Saturday, November 13, 2010

JADE SEA KENYA

Lake Turkana is also known as Jade Sea and the surroundings area as the ‘Cradle of Mankind’.  With its blue – green waters, bleak stony shores, and crocodile inhabited volcanic isles. Lake Turkana is  in the Great Rift Valley in Kenya, with its far northern end crossing into Ethiopia. The renowned paleontologist Richard Leakey was led to conclude it was here that man first trod openly on earth.  The million year old skull of Homo Erectus found at Koobi Fora on the lakes eastern coast vindicated Leakey’s famous guess.

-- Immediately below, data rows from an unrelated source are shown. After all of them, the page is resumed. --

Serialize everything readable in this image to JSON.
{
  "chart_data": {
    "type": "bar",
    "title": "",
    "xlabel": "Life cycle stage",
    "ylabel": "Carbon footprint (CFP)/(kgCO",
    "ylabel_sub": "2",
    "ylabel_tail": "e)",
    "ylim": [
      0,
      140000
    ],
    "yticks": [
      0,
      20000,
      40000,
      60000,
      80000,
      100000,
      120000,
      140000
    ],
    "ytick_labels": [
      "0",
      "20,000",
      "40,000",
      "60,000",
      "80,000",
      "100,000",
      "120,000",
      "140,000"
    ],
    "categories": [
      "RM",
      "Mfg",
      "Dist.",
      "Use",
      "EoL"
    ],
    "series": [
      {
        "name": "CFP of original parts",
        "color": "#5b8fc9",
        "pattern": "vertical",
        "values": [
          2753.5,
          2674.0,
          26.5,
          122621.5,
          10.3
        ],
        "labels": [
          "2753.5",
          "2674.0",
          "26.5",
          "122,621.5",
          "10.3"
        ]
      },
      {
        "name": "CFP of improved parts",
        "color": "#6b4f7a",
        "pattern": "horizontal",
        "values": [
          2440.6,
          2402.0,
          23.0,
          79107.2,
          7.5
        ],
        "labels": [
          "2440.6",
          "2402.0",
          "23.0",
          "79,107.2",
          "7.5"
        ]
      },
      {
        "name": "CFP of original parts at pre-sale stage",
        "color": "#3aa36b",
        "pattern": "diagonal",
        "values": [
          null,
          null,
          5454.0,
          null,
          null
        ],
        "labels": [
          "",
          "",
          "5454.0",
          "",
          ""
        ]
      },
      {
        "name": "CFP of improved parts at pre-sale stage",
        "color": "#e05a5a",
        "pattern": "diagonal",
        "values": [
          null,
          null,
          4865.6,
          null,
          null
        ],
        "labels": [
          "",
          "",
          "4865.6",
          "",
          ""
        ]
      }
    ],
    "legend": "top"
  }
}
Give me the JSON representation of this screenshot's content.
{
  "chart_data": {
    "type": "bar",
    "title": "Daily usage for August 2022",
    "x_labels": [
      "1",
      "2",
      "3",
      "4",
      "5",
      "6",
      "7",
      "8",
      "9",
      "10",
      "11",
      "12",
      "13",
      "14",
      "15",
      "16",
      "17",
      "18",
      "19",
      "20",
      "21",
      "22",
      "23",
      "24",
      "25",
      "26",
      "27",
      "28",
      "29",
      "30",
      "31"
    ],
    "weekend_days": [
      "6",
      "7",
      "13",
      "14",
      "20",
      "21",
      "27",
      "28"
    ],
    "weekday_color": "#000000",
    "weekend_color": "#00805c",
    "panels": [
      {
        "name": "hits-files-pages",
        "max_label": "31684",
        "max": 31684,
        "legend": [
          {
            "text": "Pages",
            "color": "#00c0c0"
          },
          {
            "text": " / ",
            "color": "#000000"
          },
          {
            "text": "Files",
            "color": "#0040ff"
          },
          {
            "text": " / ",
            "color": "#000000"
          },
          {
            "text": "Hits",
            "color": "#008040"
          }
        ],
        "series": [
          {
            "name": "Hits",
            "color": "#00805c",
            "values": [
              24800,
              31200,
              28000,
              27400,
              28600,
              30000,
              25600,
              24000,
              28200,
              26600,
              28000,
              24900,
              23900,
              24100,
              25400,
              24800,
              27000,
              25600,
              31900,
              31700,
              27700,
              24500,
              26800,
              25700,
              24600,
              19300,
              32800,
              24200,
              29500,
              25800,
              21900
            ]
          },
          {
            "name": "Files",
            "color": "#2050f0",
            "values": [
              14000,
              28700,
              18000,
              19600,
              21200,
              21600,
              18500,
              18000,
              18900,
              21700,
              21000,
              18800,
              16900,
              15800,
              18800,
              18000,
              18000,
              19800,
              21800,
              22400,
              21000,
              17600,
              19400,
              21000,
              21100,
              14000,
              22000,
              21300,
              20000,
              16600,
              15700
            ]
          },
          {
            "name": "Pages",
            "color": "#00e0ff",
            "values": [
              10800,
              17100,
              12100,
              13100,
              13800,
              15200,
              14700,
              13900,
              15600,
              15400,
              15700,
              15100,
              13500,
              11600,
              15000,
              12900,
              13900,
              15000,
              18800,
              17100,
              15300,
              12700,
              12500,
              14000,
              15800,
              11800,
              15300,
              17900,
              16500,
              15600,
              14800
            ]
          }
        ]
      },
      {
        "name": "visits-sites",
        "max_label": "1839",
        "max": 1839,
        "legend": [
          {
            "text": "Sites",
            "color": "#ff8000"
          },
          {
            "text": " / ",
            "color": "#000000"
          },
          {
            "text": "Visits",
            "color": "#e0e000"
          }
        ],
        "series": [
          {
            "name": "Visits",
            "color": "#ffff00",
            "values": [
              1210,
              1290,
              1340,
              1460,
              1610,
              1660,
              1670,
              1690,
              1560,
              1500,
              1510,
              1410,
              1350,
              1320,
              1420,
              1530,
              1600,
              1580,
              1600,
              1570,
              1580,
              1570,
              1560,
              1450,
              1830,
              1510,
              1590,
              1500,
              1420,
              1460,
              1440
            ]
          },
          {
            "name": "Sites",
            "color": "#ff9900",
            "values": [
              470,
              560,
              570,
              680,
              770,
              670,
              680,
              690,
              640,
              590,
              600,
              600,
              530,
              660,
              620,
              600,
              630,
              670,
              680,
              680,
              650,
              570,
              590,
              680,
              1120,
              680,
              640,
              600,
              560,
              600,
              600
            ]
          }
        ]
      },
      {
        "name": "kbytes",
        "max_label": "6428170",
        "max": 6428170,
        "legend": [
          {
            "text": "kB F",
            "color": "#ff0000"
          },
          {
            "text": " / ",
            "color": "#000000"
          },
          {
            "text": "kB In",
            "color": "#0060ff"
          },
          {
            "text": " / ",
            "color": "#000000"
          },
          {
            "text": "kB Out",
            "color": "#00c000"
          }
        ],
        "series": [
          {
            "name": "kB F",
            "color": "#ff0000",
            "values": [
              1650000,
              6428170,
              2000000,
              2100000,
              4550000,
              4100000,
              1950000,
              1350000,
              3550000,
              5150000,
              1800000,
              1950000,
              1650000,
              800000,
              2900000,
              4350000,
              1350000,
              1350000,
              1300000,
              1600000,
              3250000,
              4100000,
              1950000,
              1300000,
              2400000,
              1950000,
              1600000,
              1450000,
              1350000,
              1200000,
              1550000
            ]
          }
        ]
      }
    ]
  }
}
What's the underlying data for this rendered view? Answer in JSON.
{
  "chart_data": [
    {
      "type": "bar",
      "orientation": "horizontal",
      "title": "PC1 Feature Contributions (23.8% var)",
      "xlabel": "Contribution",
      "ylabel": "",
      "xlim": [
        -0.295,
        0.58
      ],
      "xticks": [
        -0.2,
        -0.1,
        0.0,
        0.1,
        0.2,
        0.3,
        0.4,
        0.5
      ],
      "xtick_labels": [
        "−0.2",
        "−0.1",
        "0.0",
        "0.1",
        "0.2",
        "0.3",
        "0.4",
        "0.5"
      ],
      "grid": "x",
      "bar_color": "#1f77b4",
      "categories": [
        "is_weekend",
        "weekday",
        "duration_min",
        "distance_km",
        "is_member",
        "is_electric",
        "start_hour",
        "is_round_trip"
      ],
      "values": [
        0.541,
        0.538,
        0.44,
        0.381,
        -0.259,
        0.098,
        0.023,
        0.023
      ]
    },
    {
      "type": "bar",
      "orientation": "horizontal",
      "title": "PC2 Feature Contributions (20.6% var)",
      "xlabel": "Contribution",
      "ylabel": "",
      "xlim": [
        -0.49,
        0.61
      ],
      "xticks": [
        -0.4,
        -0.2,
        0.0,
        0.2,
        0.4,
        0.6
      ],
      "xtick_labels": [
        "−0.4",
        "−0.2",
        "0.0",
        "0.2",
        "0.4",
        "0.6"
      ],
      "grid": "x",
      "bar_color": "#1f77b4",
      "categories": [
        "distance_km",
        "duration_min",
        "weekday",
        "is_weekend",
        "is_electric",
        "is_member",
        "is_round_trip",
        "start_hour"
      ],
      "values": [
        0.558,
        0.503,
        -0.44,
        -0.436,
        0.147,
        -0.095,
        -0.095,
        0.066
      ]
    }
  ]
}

The lake was named Lake Rudolf (in honor of Crown Prince Rudolf of Austria) by Count Sámuel Teleki de Szék and his second-in-command Lieutenant Ludwig Ritter Von Höhnel, a Hungarian and an Austrian , in 1888. They were its first European discoverers, “finding” it on safari across East Africa on March 6, 1888. It is the largest permanent desert lake in the world also the largest alkaline lake in the world.
The lake’s parched shores are now home to the Turkana, a tribe of fiercely independent cattle-herding, cattle stealing warriors who have vehemently defied all authorities for the last hundred years.  A tad more neighborly are the El molo, said to be numerically the world’s smallest tribe, they once lived by hunting and the now protected hippo and Nile crocodile.  East of Lake Turkana is the Chalbi desert. Geographically cracked and unrelentingly flat it throws up mirages where its long flat horizons shimmer hotly with the sky.  The camel caravans and herds of goats that ply this wasteland are driven by the Boran and Gabbra, moving from one oasis to the next.
A drive from one of the oasis will take you to the outskirts of a lush rain forest.  This is Marsabit.  Marsabit itself is a national park. It has a market town, lots of wildlife and high volcanic lakes.  Such a lake paradise.  It is certainly a paradise for game.  Elephants and buffaloes emerge from the forest to take their evening drink.